When Sasuke was 14 he didn’t want to visit that vacation house. He wanted to spend time with his friends and his new found girlfriend.

When Sasuke was 15, he stayed at home, preparing for his summer practices. At the end of that summer right before school began again, Sasuke broke up with his girlfriend.

It was the summer when he was 16 that he finally returned.

But he couldn’t find her.

He looked all over, yet he couldn’t find her. When he returned to the cottage, he decided to finally get the older books in his room’s book shelf cleaned, and he found a journal. He opened it and black and white photos fluttered to the floor. They were photo of her and who he assumed to be her cousin. Then there was a photo, just of her in a kimono. He flipped to the entries near the end her death.

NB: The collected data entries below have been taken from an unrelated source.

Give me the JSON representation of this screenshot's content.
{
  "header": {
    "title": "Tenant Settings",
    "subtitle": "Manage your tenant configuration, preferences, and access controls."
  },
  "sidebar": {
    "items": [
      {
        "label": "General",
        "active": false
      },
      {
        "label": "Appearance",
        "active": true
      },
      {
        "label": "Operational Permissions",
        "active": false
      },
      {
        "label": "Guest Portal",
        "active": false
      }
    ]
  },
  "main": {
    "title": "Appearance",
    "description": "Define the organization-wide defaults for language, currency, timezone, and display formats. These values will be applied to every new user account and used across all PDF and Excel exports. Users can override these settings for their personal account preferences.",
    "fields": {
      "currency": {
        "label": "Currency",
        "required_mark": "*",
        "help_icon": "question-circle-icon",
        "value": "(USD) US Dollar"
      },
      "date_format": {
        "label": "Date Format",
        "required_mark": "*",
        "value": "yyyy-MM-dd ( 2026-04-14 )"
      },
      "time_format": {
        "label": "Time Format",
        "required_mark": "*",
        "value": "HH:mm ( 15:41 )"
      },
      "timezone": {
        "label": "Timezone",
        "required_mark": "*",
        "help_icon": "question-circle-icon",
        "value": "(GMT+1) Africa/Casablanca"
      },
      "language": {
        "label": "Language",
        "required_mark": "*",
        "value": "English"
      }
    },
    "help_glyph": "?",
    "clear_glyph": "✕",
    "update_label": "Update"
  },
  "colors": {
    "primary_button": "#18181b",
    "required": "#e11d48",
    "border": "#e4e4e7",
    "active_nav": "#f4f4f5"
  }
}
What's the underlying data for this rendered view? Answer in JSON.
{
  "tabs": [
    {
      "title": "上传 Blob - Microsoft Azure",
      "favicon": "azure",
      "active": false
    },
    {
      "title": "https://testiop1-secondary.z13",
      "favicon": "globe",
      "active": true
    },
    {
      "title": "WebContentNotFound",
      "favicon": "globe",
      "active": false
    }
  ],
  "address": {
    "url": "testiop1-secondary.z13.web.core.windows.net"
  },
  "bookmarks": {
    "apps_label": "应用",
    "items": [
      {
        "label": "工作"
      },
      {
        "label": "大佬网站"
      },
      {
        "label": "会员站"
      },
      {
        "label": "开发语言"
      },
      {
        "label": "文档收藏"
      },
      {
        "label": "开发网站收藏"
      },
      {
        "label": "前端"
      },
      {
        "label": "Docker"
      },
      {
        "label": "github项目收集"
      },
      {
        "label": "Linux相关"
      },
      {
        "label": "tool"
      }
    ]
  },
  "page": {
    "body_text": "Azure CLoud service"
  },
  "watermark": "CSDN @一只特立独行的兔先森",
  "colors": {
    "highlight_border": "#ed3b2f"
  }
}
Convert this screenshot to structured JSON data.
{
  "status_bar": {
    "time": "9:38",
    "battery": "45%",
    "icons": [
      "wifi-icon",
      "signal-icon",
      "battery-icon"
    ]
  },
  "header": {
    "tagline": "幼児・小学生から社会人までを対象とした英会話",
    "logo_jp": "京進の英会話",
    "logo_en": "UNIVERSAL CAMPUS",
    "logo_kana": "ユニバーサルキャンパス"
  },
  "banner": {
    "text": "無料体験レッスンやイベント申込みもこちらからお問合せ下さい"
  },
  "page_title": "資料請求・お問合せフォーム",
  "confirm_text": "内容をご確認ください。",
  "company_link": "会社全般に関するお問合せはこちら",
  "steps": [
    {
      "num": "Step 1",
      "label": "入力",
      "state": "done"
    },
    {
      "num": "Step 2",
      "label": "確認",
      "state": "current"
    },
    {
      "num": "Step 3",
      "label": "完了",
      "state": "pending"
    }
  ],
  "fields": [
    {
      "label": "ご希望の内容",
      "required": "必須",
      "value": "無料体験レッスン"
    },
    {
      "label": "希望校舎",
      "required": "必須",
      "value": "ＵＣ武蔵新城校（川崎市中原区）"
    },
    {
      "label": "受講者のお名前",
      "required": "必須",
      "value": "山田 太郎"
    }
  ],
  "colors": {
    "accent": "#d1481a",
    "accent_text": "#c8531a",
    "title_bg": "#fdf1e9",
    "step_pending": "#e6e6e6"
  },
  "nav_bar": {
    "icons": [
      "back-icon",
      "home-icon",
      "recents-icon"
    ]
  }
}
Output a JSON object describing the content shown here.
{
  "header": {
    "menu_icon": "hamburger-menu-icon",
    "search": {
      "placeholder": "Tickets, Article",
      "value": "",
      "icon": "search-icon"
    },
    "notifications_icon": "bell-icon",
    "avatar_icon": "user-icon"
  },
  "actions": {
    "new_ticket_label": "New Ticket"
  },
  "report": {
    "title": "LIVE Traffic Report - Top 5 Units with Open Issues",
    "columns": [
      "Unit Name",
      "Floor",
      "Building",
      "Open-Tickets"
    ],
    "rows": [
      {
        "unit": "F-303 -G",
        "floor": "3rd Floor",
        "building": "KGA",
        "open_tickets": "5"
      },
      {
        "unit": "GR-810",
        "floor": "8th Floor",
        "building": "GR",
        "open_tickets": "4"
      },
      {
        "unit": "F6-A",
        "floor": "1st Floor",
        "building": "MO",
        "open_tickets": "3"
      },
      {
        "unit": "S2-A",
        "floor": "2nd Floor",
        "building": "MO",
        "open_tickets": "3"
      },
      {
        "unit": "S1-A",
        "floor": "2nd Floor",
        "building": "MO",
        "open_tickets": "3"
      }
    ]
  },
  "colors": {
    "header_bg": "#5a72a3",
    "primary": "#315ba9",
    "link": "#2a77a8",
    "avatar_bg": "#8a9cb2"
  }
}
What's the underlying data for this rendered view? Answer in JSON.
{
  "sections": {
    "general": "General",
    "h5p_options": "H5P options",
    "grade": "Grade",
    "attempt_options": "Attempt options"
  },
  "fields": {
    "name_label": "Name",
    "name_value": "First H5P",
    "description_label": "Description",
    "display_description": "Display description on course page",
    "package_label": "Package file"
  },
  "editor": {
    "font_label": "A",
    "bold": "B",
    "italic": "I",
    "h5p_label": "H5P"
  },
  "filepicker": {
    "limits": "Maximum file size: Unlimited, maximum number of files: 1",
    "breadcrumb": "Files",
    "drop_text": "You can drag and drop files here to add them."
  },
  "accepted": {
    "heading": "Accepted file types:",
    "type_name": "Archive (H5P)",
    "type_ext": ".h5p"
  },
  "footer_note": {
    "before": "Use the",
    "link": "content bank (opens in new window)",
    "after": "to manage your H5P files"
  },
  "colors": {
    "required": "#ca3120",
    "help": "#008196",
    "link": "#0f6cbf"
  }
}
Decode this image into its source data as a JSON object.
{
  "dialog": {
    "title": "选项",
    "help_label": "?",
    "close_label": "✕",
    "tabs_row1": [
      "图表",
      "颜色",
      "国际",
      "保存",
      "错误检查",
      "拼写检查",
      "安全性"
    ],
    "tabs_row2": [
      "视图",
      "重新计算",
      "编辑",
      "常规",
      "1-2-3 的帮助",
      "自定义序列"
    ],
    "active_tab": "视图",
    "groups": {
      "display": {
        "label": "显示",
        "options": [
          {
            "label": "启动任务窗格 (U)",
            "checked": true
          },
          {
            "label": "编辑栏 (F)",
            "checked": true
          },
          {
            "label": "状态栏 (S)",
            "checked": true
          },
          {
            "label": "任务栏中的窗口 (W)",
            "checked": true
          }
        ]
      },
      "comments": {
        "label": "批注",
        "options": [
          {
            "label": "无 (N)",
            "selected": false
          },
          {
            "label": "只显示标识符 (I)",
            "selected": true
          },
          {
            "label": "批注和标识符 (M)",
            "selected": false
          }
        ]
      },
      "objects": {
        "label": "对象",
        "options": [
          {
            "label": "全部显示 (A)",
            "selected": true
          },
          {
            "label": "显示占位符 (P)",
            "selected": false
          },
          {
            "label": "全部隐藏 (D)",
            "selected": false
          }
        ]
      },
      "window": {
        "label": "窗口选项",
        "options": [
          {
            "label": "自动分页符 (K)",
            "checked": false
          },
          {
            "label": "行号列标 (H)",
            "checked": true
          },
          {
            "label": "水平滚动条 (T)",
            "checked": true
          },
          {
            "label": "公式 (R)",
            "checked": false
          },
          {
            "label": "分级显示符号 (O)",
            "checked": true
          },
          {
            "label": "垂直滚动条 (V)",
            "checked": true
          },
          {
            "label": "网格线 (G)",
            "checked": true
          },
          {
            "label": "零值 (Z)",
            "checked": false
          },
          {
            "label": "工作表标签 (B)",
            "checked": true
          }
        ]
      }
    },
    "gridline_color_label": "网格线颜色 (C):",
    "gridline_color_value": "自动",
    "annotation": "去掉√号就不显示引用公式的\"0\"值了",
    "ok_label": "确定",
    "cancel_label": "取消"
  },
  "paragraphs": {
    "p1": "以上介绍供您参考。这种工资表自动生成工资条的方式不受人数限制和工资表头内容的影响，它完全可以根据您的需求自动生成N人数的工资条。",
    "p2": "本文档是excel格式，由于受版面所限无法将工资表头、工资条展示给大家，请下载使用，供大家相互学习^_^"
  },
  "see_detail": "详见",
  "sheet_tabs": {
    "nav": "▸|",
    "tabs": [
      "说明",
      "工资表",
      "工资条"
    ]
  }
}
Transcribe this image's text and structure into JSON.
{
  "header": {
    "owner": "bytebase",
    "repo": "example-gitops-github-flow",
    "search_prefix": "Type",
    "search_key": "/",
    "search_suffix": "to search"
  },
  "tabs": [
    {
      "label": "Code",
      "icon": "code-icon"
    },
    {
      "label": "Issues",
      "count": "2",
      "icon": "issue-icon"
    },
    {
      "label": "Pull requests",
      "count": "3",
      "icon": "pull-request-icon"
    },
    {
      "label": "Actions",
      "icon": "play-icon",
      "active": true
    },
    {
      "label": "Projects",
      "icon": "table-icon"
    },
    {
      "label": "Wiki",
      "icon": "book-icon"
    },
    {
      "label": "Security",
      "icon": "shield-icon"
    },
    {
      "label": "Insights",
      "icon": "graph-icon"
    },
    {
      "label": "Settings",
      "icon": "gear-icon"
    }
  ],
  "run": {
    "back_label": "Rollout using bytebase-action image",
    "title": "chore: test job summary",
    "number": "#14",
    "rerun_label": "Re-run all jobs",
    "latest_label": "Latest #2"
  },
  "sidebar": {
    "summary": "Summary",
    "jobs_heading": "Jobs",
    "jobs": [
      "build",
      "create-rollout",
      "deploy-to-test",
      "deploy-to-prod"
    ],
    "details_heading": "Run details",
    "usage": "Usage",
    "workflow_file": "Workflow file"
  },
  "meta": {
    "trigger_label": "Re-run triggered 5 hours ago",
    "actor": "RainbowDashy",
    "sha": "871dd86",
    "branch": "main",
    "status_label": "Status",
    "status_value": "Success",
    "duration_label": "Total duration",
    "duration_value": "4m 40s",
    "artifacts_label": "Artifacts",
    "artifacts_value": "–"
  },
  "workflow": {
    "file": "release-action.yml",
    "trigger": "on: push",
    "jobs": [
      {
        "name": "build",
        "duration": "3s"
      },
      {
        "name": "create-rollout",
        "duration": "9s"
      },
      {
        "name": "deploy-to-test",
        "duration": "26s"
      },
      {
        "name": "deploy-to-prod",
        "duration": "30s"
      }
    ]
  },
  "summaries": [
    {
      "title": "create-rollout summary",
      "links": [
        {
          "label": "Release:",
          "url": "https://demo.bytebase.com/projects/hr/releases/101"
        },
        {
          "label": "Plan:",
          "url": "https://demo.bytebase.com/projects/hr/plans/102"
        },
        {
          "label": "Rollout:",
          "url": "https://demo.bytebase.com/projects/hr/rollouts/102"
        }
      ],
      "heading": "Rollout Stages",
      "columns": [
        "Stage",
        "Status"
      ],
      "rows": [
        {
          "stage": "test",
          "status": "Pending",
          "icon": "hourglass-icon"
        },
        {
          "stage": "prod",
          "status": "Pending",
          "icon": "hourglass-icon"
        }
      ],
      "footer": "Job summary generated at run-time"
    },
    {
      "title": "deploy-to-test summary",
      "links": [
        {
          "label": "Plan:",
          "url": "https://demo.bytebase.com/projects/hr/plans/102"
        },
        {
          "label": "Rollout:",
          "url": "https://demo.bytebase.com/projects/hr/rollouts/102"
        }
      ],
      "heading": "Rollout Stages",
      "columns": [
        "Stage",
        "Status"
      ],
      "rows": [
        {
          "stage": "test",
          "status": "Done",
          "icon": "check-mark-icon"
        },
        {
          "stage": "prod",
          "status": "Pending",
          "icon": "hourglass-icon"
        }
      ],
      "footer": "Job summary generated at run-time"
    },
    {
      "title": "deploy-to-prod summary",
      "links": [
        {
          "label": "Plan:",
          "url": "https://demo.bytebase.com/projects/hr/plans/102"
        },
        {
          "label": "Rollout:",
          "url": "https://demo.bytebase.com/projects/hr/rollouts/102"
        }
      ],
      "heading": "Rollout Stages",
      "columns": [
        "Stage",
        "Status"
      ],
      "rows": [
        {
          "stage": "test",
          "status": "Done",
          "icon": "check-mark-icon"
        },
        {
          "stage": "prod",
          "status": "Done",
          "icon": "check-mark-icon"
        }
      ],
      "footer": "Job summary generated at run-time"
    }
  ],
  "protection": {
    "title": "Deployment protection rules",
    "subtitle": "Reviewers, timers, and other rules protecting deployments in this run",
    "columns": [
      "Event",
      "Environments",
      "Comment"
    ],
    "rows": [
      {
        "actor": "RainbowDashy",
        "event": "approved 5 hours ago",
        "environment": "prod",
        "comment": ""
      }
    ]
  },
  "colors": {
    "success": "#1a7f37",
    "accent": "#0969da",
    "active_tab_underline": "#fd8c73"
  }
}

It gave a detailed recount about what she’d told him. Though, the journal was different from what she’d told him. The language and emotion that carried across the pages seemed much more lonely and morose. Scrawled at the bottom of her last entry was one more entry. It was not so much an entry as it was a note.

Sasuke…

There was always something I wanted to tell you, but you weren’t old enough to understand. But you haven’t come for the last two summers and I’m running out of time. I hope you will find this. I just wanted to tell you, live your life through the ups and downs. Life is worth living so don’t throw it away like I did. I cherished each of our summers together and it’s a pity I won’t see you grow up. Take care. Good-bye.

~Hinata

Sasuke stared at the note and when a drop of water fell onto the blank parts of the page, he realized that he was crying. He wasn’t sad. But never in his own life had he regretted something more. He read the note again, a third time, memorizing the words. He briefly wondered how the ghost was able to write the note, but he remembered that one time that she picked up a flower and even moved a log off his leg.

At that moment, Sasuke realized that Hinata always had a physical presence with objects, but she never touched him, not once.

Two summers. That meant that it wasn’t long ago when she wrote him this note, possibly sometime between that last summer and the present. And because of that, the entire situation seemed wrong, so very wrong. If he hadn’t decided to compete in the national kendo competition last summer with the club, if he hadn’t been so pre-occupied with his ex-girlfriend, perhaps he would’ve seen her once more.

“How can you just leave when I never even told you,” Sasuke mumbled. Although the words were lodged in this throat, he still thought them wondering whether there was any possibility of her getting this last message. I love you, Hinata.